The review’s findings support the hypothesis that DL has become the dominant and more effective paradigm for dermatological image analysis, delivering superior segmentation (higher JA/DI) and classification (higher AC/SE/SP) compared with traditional ML. This directly addresses the need for more objective and accurate tools in dermatology. However, the gains are tempered by significant barriers: heterogeneous tasks and datasets make cross-study comparisons difficult, dataset imbalances and limited representation of non-melanoma conditions restrict model generalizability, and the lack of interpretability impedes clinical trust and adoption. The results highlight the importance of standardized, diverse datasets, interpretable modeling (e.g., saliency/heatmaps, checklists like ABCDE and seven-point), and methodological innovation (e.g., transformers, reinforcement learning, multimodal fusion) to ensure robustness, fairness, and clinical usefulness. Expanding beyond melanoma to broader dermatologic conditions and leveraging clinical images (including smartphone-acquired) will better align research with real-world practice.

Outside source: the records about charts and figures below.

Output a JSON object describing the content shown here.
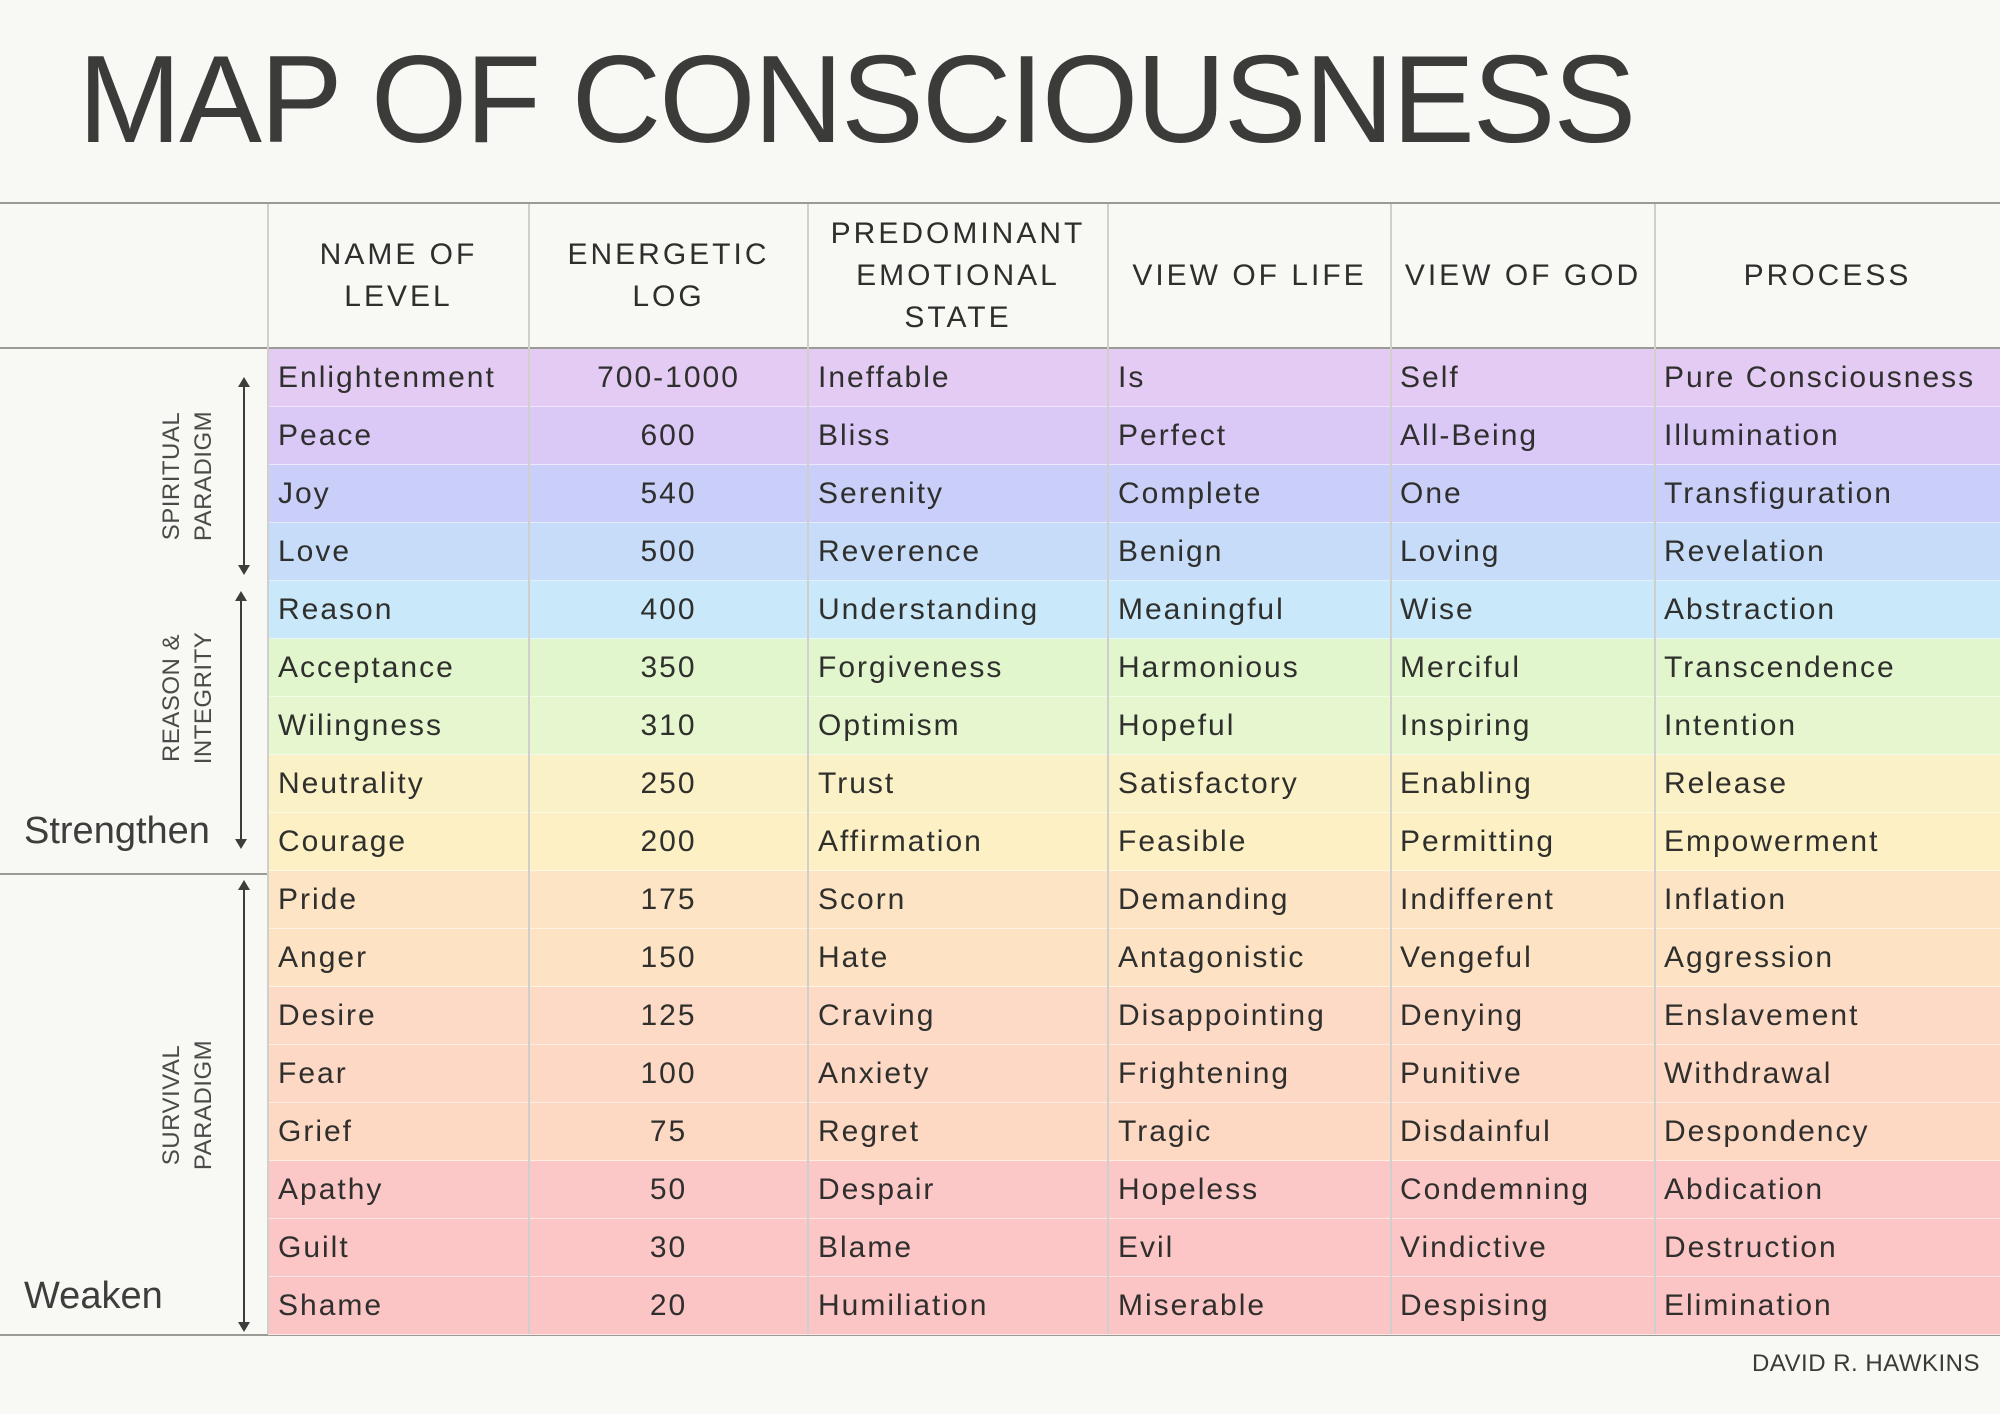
{
  "title": "MAP OF CONSCIOUSNESS",
  "headers": {
    "name": "NAME OF\nLEVEL",
    "log": "ENERGETIC\nLOG",
    "emotion": "PREDOMINANT\nEMOTIONAL\nSTATE",
    "life": "VIEW OF LIFE",
    "god": "VIEW OF GOD",
    "process": "PROCESS"
  },
  "paradigms": {
    "spiritual": "SPIRITUAL\nPARADIGM",
    "reason": "REASON &\nINTEGRITY",
    "survival": "SURVIVAL\nPARADIGM"
  },
  "side_words": {
    "strengthen": "Strengthen",
    "weaken": "Weaken"
  },
  "credit": "DAVID R. HAWKINS",
  "rows": [
    {
      "name": "Enlightenment",
      "log": "700-1000",
      "emotion": "Ineffable",
      "life": "Is",
      "god": "Self",
      "process": "Pure Consciousness",
      "color": "#e3cbf3"
    },
    {
      "name": "Peace",
      "log": "600",
      "emotion": "Bliss",
      "life": "Perfect",
      "god": "All-Being",
      "process": "Illumination",
      "color": "#dac8f7"
    },
    {
      "name": "Joy",
      "log": "540",
      "emotion": "Serenity",
      "life": "Complete",
      "god": "One",
      "process": "Transfiguration",
      "color": "#c9cff9"
    },
    {
      "name": "Love",
      "log": "500",
      "emotion": "Reverence",
      "life": "Benign",
      "god": "Loving",
      "process": "Revelation",
      "color": "#c6dcf9"
    },
    {
      "name": "Reason",
      "log": "400",
      "emotion": "Understanding",
      "life": "Meaningful",
      "god": "Wise",
      "process": "Abstraction",
      "color": "#c9e8f9"
    },
    {
      "name": "Acceptance",
      "log": "350",
      "emotion": "Forgiveness",
      "life": "Harmonious",
      "god": "Merciful",
      "process": "Transcendence",
      "color": "#e2f6cd"
    },
    {
      "name": "Wilingness",
      "log": "310",
      "emotion": "Optimism",
      "life": "Hopeful",
      "god": "Inspiring",
      "process": "Intention",
      "color": "#e6f7cf"
    },
    {
      "name": "Neutrality",
      "log": "250",
      "emotion": "Trust",
      "life": "Satisfactory",
      "god": "Enabling",
      "process": "Release",
      "color": "#fbf1c6"
    },
    {
      "name": "Courage",
      "log": "200",
      "emotion": "Affirmation",
      "life": "Feasible",
      "god": "Permitting",
      "process": "Empowerment",
      "color": "#fcf0c4"
    },
    {
      "name": "Pride",
      "log": "175",
      "emotion": "Scorn",
      "life": "Demanding",
      "god": "Indifferent",
      "process": "Inflation",
      "color": "#fde4c5"
    },
    {
      "name": "Anger",
      "log": "150",
      "emotion": "Hate",
      "life": "Antagonistic",
      "god": "Vengeful",
      "process": "Aggression",
      "color": "#fde3c4"
    },
    {
      "name": "Desire",
      "log": "125",
      "emotion": "Craving",
      "life": "Disappointing",
      "god": "Denying",
      "process": "Enslavement",
      "color": "#fddac6"
    },
    {
      "name": "Fear",
      "log": "100",
      "emotion": "Anxiety",
      "life": "Frightening",
      "god": "Punitive",
      "process": "Withdrawal",
      "color": "#fdd9c5"
    },
    {
      "name": "Grief",
      "log": "75",
      "emotion": "Regret",
      "life": "Tragic",
      "god": "Disdainful",
      "process": "Despondency",
      "color": "#fdd8c3"
    },
    {
      "name": "Apathy",
      "log": "50",
      "emotion": "Despair",
      "life": "Hopeless",
      "god": "Condemning",
      "process": "Abdication",
      "color": "#fcc8c7"
    },
    {
      "name": "Guilt",
      "log": "30",
      "emotion": "Blame",
      "life": "Evil",
      "god": "Vindictive",
      "process": "Destruction",
      "color": "#fcc6c6"
    },
    {
      "name": "Shame",
      "log": "20",
      "emotion": "Humiliation",
      "life": "Miserable",
      "god": "Despising",
      "process": "Elimination",
      "color": "#fcc5c5"
    }
  ]
}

This review synthesizes advances in ML and DL for skin lesion segmentation and classification, demonstrating DL’s superior performance and growing clinical potential. It identifies critical challenges—limited and imbalanced datasets, generalizability gaps across populations/modalities, and insufficient interpretability—and outlines practical future directions: (1) establish larger, standardized, demographically diverse datasets with quality annotations; (2) develop explainable AI tools (e.g., heatmaps, rule-based rationales) to enhance transparency and trust; (3) innovate with modern architectures (e.g., Swin Transformers), transfer learning, and reinforcement learning; (4) fuse multimodal data (images plus clinical metadata, history, and close-up images); and (5) broaden research focus beyond melanoma to include inflammatory and pigmented diseases and more clinical (non-dermoscopic) images. These steps are essential to build reliable, generalizable, and interpretable CAD systems for dermatology.

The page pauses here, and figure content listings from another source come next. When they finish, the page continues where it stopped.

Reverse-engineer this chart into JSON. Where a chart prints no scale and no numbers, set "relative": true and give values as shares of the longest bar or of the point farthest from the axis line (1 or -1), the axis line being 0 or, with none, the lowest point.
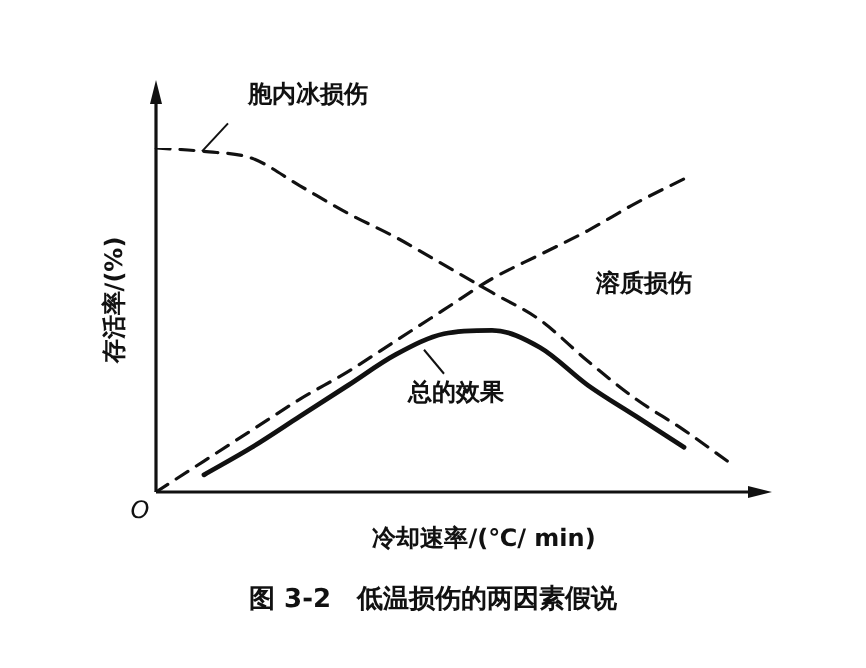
{
  "chart_data": {
    "type": "line",
    "title": "图 3-2　低温损伤的两因素假说",
    "xlabel": "冷却速率/(℃/ min)",
    "ylabel": "存活率/(%)",
    "relative": true,
    "marker": "none",
    "categories": [
      null,
      null,
      null,
      null,
      null,
      null,
      null,
      null,
      null,
      null,
      null,
      null,
      null
    ],
    "annotations": [
      "O"
    ],
    "series": [
      {
        "name": "胞内冰损伤",
        "color": "#111111",
        "line_style": "dashed",
        "values": [
          1,
          0.99,
          0.97,
          0.89,
          0.81,
          0.74,
          0.66,
          0.58,
          0.5,
          0.38,
          0.27,
          0.18,
          0.08
        ]
      },
      {
        "name": "溶质损伤",
        "color": "#111111",
        "line_style": "dashed",
        "values": [
          0,
          0.09,
          0.18,
          0.27,
          0.35,
          0.44,
          0.53,
          0.62,
          0.69,
          0.76,
          0.84,
          0.91,
          null
        ]
      },
      {
        "name": "总的效果",
        "color": "#111111",
        "line_style": "solid",
        "values": [
          null,
          0.05,
          0.13,
          0.22,
          0.31,
          0.4,
          0.46,
          0.47,
          0.42,
          0.31,
          0.22,
          0.13,
          null
        ]
      }
    ]
  }
}
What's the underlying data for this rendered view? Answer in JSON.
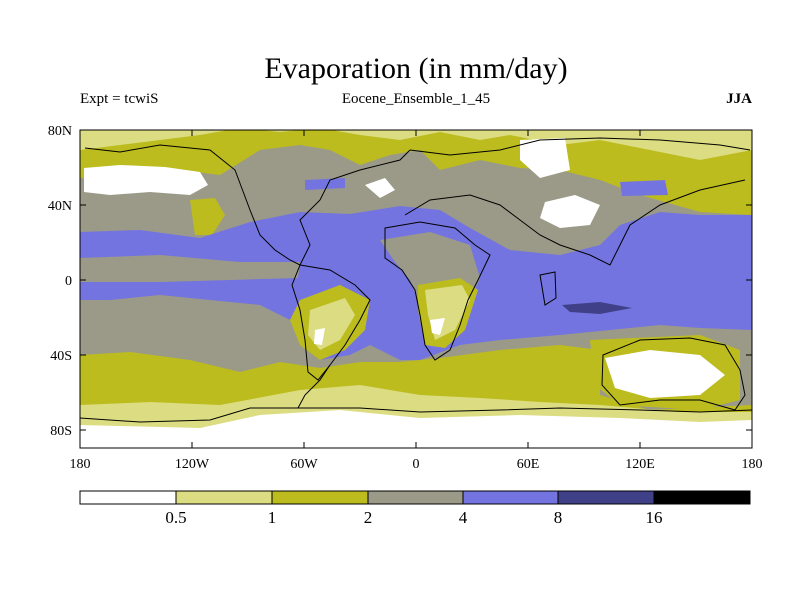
{
  "title": "Evaporation (in mm/day)",
  "experiment_label": "Expt = tcwiS",
  "run_label": "Eocene_Ensemble_1_45",
  "season_label": "JJA",
  "map": {
    "projection": "cylindrical equidistant",
    "lat_ticks": [
      "80N",
      "40N",
      "0",
      "40S",
      "80S"
    ],
    "lon_ticks": [
      "180",
      "120W",
      "60W",
      "0",
      "60E",
      "120E",
      "180"
    ]
  },
  "legend": {
    "colors": [
      "#ffffff",
      "#dcdc82",
      "#bcbc1e",
      "#9b9a88",
      "#7474e0",
      "#404088",
      "#000000"
    ],
    "labels": [
      "0.5",
      "1",
      "2",
      "4",
      "8",
      "16"
    ]
  },
  "colors": {
    "band_white": "#ffffff",
    "band_pale": "#dcdc82",
    "band_olive": "#bcbc1e",
    "band_gray": "#9b9a88",
    "band_blue": "#7474e0",
    "band_navy": "#404088",
    "band_black": "#000000"
  }
}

As a review, findings are constrained by the heterogeneity of included studies (varying tasks: binary vs multi-class; differing imaging modalities and regions; diverse datasets and sizes), making direct performance comparisons imperfect. Many high-reported accuracies derive from small or imbalanced datasets, limiting generalizability. The literature is skewed toward melanoma/skin cancer, with fewer studies on pigmented diseases such as vitiligo, which reduces the breadth of conclusions for those conditions. Publication bias and the emphasis on recent years (2015–2023) may omit earlier or non-English works. Differences in preprocessing, segmentation dependence, and evaluation protocols further affect comparability.